For a while, the system probably worked. In the 1960s and 1970s a young person could work part time and afford to pay tuition to a state college or university and exit college with little or no debt. Essentially, the state shifted the burden of training from the employer’s expense to the state/taxpayers. Companies, happy to get rid of training costs, shut down training programs and improved their bottom line.
But then the country’s attitudes toward funding higher education shifted. We collectively decided that the cost of public education had become too great and started to shift more and more of the cost back to the consumers, the students. Companies had become accustomed to hiring workers with more than basic skills (the 3 R’s) and felt no particular need to restart training programs.
At the same time, beginning in the late 1960s, the nation started de-industrializing. It became much hard for a high school graduate (or drop out) to go work in a factory and earn a middle-class wage. What to do with those people? The rallying cry became getting them a college education. So, colleges expanded and turned out more and more workers. Sometimes these degrees, and the thousands of dollars worth of debt that often went along with them, met market demands but sometimes they did not.
So, we find ourselves with really too many college graduates with the wrong skill sets for the marketplace. But companies have come to view the college degree as the new ticket to entry.
So, what is a person to do? I will use myself as an example. I have had a number of jobs—archaeologist (shovel bum), museum tour guide/educator/manager, financial advisor, teacher, and now accountant. A bachelor’s degree is required for all of the jobs that I have had. And often still write something like an essay on a topic, I did about army leadership by example from https://eduzaurus.com/free-essay-samples/foundations-of-army-leadership-and-values/ and that takes time too. In other countries, that isn’t always the case. In England, one can leave school and go to work as a field archaeologist or an entry-level bookkeeper (not sure about the other jobs) and learn on the job, complete courses and certifications, and progress in your career into a professional role. Degree completion, top-up programs, and direct entry into master’s degree programs for skilled workers all offer real, viable ways to “move up”.
But, for the vast majority of people and employers in the US, we are locked into a single way of viewing things. I grant that there are fields (such as IT/CS) where knowledge is as important or more important than a degree, but those fields are the exception rather than the rule.
Employers paying part/all of educational expenses for their workers is a fantastic development and I hope it becomes more commonplace. BUT, it really is a bandaid at best. It doesn’t solve the problem that the conventional college degree, a piece of paper, is more essential than relevant knowledge and skill.
So, while only a small percentage of workers actually need a college degree, the reality is that far more have to have one. Maybe that will change. Maybe companies that have been struggling to hire will realize that it is in their best interest to hire really smart people, regardless of their education, and actually train them to do the job. But, I will believe it when I see it.

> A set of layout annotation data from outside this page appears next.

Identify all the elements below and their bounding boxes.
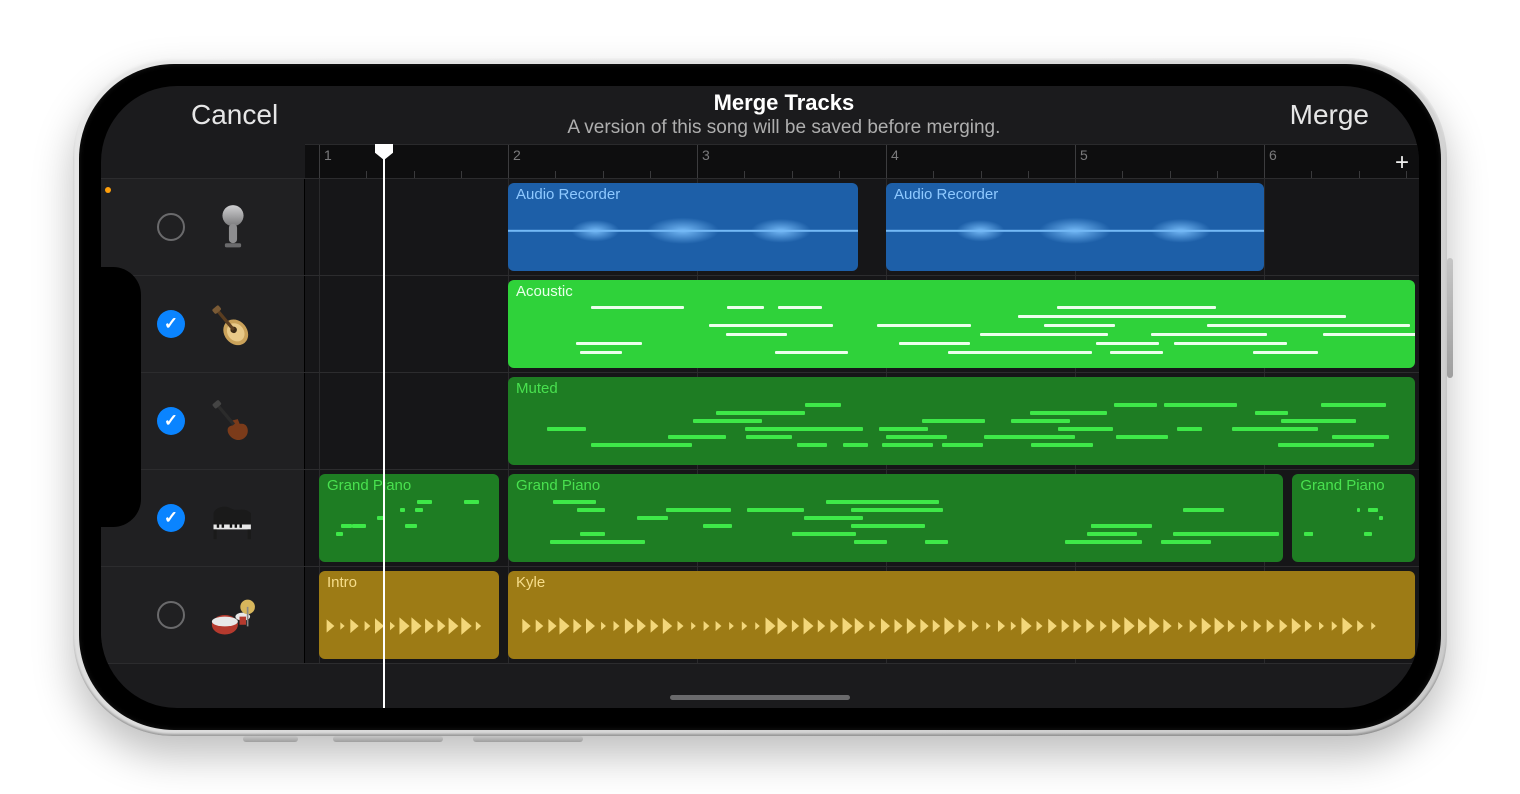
region[interactable]: Grand Piano (319, 474, 499, 562)
track-lane-piano[interactable]: Grand Piano Grand Piano Grand Piano (305, 470, 1419, 566)
region-label: Acoustic (516, 283, 1407, 300)
region[interactable]: Grand Piano (508, 474, 1283, 562)
region[interactable]: Kyle (508, 571, 1415, 659)
screen: Cancel Merge Tracks A version of this so… (101, 86, 1419, 708)
region[interactable]: Grand Piano (1292, 474, 1415, 562)
timeline-ruler[interactable]: + 1 2 3 4 5 6 (305, 144, 1419, 180)
region-label: Intro (327, 574, 491, 591)
header-subtitle: A version of this song will be saved bef… (278, 117, 1289, 140)
notch (101, 267, 141, 527)
region[interactable]: Intro (319, 571, 499, 659)
region[interactable]: Audio Recorder (886, 183, 1264, 271)
track-row-piano: Grand Piano Grand Piano Grand Piano (101, 469, 1419, 566)
track-select-toggle[interactable] (157, 213, 185, 241)
mic-icon (203, 197, 263, 257)
track-row-drums: Intro Kyle (101, 566, 1419, 664)
bar-marker-1: 1 (319, 145, 320, 179)
region[interactable]: Muted (508, 377, 1415, 465)
bar-marker-3: 3 (697, 145, 698, 179)
track-header-drums[interactable] (101, 567, 305, 663)
bar-marker-4: 4 (886, 145, 887, 179)
track-row-mic: Audio Recorder Audio Recorder (101, 178, 1419, 275)
region-label: Muted (516, 380, 1407, 397)
track-lane-electric-guitar[interactable]: Muted (305, 373, 1419, 469)
track-select-toggle[interactable] (157, 601, 185, 629)
electric-guitar-icon (203, 391, 263, 451)
bar-marker-5: 5 (1075, 145, 1076, 179)
drums-icon (203, 585, 263, 645)
bar-marker-6: 6 (1264, 145, 1265, 179)
phone-frame: Cancel Merge Tracks A version of this so… (73, 58, 1447, 736)
track-header-mic[interactable] (101, 179, 305, 275)
track-lane-mic[interactable]: Audio Recorder Audio Recorder (305, 179, 1419, 275)
region-label: Grand Piano (516, 477, 1275, 494)
record-armed-dot (105, 187, 111, 193)
cancel-button[interactable]: Cancel (191, 99, 278, 131)
track-select-toggle[interactable] (157, 407, 185, 435)
home-indicator[interactable] (670, 695, 850, 700)
region-label: Kyle (516, 574, 1407, 591)
track-lane-acoustic-guitar[interactable]: Acoustic (305, 276, 1419, 372)
header-title: Merge Tracks (278, 90, 1289, 116)
bar-marker-2: 2 (508, 145, 509, 179)
acoustic-guitar-icon (203, 294, 263, 354)
track-lane-drums[interactable]: Intro Kyle (305, 567, 1419, 663)
piano-icon (203, 488, 263, 548)
region-label: Audio Recorder (894, 186, 1256, 203)
region-label: Grand Piano (327, 477, 491, 494)
tracks-area: Audio Recorder Audio Recorder Acoustic Mute… (101, 178, 1419, 708)
region-label: Grand Piano (1300, 477, 1407, 494)
track-row-acoustic-guitar: Acoustic (101, 275, 1419, 372)
track-row-electric-guitar: Muted (101, 372, 1419, 469)
region[interactable]: Audio Recorder (508, 183, 858, 271)
region[interactable]: Acoustic (508, 280, 1415, 368)
track-select-toggle[interactable] (157, 310, 185, 338)
header: Cancel Merge Tracks A version of this so… (101, 86, 1419, 144)
add-track-button[interactable]: + (1395, 149, 1409, 177)
track-select-toggle[interactable] (157, 504, 185, 532)
region-label: Audio Recorder (516, 186, 850, 203)
merge-button[interactable]: Merge (1290, 99, 1369, 131)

I completely agree with you and I also think that the problem with college is that you get a piece of paper without which you can't work, but even with it you have to get additional knowledge because even in one profession the tools and processes can be different. That's the beauty of the vast IT field that you get the same piece of paper but with real knowledge that gives you a job right away. Although I understand that not everything can be brought to this, but this method is the best for both companies and students. And about time costs systemic education is not ideal and cases that you work full-time parallel learning and still remain a lot of free time for self-development, I personally have not seen.
But on the other hand, a number of specialties such as law, health and science require a huge immersion in the educational process, and it is not possible not to spend a lot of time studying. But they are complicated because the amount of information required for the profession is enormous, and you can't do it without a diploma.